Pendant ces derniers jours, Karl Ivanovitch avait été très sec avec nous ; on aurait dit qu’il cherchait à avoir le moins de rapports possible avec ses élèves. En ce moment encore, quand j’entrai dans sa chambre, il se contenta de me jeter un regard en dessous et se remit à emballer. Je me jetai sur son lit, chose absolument défendue ; mais Karl Ivanovitch ne dit rien, et l’idée qu’il ne nous gronderait plus, qu’il ne nous ferait plus finir, que ce que nous faisions ne le regardait plus, me donna l’impression vive de la séparation prochaine. Je me sentais tout triste de ce qu’il ne nous aimait plus, j’avais à cœur de lui exprimer ma tristesse.

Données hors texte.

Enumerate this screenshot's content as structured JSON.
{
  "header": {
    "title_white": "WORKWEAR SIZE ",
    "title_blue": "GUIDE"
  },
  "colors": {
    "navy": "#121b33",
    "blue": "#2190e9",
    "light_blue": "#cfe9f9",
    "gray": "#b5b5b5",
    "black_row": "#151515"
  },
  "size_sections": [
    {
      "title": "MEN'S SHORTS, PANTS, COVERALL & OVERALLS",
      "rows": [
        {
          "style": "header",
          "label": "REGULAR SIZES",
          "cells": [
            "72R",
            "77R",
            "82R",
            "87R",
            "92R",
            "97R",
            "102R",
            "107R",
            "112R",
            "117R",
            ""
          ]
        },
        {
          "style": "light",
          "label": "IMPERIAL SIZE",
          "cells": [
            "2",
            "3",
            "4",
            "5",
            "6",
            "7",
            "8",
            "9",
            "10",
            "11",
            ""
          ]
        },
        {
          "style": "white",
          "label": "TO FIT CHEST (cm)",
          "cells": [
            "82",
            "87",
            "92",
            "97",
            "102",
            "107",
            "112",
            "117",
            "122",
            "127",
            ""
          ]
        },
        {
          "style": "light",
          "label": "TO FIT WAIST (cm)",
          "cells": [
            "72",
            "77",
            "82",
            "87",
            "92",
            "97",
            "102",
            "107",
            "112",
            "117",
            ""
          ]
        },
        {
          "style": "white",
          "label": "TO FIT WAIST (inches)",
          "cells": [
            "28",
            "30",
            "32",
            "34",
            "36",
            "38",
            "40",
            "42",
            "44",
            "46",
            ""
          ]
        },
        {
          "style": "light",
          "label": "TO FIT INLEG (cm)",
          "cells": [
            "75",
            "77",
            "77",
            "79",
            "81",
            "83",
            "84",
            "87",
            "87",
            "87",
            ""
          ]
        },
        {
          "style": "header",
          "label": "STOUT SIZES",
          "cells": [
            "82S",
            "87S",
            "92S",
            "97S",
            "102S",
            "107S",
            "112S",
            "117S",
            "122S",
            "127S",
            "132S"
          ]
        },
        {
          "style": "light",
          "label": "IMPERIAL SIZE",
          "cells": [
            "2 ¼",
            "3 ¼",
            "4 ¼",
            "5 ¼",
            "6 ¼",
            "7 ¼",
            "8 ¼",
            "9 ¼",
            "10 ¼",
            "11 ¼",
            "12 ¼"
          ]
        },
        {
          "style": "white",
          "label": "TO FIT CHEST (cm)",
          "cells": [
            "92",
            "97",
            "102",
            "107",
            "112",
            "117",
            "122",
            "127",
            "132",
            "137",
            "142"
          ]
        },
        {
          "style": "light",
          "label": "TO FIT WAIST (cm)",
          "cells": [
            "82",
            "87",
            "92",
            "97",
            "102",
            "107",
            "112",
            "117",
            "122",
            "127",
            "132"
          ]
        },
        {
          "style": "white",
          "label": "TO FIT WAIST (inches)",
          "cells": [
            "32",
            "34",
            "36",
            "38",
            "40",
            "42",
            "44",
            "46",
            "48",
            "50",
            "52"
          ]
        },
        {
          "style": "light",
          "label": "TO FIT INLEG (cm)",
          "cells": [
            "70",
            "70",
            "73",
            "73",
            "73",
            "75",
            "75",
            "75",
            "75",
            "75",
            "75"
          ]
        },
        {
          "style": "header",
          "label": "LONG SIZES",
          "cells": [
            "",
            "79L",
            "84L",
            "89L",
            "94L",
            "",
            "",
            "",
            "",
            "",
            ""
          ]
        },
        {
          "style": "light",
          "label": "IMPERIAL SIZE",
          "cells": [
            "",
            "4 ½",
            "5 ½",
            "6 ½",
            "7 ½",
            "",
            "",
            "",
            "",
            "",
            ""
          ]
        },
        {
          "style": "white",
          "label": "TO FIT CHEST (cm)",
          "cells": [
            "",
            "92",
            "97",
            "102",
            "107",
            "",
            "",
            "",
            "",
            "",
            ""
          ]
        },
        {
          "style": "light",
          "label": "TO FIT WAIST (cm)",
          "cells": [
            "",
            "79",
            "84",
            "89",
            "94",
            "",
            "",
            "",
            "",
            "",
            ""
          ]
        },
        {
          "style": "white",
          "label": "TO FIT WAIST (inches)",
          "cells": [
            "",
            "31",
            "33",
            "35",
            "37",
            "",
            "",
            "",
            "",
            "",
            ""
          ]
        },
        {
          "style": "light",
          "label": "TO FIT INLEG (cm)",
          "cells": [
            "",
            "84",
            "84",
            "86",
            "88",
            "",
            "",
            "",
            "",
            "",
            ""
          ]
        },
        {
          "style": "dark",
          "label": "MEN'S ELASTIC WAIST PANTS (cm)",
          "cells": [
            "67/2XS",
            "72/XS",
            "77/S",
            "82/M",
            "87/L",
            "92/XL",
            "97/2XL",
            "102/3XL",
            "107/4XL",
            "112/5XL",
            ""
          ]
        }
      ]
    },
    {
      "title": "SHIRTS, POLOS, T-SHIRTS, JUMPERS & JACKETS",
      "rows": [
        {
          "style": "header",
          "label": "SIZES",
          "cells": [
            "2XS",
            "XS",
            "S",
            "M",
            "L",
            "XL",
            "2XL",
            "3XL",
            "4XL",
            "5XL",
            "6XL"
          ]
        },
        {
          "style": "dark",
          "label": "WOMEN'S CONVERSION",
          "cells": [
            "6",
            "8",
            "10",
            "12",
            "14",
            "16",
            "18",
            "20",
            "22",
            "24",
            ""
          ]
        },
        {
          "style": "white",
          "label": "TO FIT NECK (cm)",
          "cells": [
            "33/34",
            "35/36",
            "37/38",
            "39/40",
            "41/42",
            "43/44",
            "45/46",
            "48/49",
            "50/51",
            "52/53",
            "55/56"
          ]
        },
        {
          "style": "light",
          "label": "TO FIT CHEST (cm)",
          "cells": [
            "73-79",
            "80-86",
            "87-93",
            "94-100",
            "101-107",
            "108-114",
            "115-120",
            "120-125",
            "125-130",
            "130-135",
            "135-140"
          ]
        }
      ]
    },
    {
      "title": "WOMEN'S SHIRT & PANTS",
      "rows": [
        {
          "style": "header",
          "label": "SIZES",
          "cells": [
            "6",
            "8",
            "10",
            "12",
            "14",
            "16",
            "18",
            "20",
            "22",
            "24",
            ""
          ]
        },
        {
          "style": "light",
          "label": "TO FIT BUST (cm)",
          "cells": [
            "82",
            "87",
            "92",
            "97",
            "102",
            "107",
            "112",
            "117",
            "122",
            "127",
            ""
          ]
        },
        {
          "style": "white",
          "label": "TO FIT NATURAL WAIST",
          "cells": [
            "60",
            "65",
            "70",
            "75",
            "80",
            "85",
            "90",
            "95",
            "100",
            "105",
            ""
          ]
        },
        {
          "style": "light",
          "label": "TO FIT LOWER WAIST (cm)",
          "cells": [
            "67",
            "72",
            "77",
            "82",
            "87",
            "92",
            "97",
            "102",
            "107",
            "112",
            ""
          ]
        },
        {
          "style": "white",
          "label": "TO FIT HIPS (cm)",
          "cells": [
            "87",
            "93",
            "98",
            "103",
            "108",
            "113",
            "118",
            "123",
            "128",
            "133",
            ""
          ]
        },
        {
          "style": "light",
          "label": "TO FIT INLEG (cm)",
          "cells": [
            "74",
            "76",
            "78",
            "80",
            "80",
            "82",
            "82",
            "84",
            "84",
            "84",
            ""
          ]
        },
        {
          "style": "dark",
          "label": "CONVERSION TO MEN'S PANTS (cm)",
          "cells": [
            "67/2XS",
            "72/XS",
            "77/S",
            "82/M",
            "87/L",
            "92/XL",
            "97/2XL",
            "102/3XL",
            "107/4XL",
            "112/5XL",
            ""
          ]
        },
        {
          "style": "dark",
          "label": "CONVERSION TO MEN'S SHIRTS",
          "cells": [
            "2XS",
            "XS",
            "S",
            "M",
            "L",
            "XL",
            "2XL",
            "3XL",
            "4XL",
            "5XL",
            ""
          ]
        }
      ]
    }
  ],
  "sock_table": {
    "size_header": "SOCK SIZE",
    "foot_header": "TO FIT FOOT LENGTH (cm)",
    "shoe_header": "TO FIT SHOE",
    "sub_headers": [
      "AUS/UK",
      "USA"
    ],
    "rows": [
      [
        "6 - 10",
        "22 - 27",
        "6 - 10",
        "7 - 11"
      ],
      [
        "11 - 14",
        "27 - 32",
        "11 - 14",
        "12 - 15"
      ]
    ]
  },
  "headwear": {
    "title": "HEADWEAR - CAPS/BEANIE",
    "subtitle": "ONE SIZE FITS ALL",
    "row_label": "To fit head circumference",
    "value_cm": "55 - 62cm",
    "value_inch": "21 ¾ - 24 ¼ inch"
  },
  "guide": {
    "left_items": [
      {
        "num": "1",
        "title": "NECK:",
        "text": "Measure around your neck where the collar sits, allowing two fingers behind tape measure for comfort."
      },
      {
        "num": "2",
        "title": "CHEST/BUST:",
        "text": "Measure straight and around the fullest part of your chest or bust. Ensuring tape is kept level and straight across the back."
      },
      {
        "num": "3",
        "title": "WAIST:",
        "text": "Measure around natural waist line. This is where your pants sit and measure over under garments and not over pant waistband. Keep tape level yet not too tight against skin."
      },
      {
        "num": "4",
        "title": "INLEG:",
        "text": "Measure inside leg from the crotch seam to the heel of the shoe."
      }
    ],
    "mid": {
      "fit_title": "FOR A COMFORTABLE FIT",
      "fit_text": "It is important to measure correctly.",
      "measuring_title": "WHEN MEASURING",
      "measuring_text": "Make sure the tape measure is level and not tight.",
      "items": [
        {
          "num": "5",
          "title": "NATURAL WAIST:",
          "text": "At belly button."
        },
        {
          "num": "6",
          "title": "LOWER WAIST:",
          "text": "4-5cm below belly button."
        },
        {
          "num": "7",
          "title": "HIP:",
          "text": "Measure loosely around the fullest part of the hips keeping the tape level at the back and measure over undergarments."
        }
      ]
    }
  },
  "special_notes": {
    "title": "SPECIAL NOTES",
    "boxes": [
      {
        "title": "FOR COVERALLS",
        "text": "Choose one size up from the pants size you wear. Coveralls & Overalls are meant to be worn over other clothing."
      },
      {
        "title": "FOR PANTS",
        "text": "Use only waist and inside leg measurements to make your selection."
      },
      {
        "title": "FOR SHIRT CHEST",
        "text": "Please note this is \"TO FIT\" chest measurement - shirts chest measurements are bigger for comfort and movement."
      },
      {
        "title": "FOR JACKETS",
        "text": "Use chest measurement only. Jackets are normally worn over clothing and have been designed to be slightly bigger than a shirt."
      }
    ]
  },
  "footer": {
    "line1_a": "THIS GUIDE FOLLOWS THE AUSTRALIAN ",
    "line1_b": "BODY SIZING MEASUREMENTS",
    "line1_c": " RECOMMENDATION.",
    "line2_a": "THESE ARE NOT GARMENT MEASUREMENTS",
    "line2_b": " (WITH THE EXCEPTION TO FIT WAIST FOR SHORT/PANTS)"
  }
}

« Voulez-vous que je vous aide, Karl Ivanovitch ? » dis-je en m’approchant de lui.

Karl Ivanovitch me lança un autre coup d’œil et se détourna de nouveau ; mais, dans ce coup d’œil, au lieu de l’indifférence à laquelle j’attribuais sa froideur, je lus un chagrin sincère et concentré.

« Dieu voit tout et sait tout ; que sa sainte volonté soit faite en tout ! dit-il en se redressant de toute sa hauteur et en soupirant profondément. Oui, Nicolas, continua-t-il en voyant l’expression de sympathie non feinte avec laquelle je le regardais ; mon sort est d’être malheureux ; je l’ai été dès l’enfance et le serai jusqu’à mon cercueil. On m’a toujours rendu le mal pour le bien, et ma récompense ne sera pas sur cette terre ; elle sera là (il montrait le ciel). Si vous saviez mon histoire et ce que j’ai eu à souffrir dans cette vie ! J’ai été cordonnier, j’ai été soldat, j’ai été déserteur, j’ai été fabricant, j’ai été précepteur, et à présent je suis zéro ! et comme le Fils de Dieu, je n’ai pas où reposer ma tête ! »

Il ferma les yeux et se laissa tomber dans son fauteuil.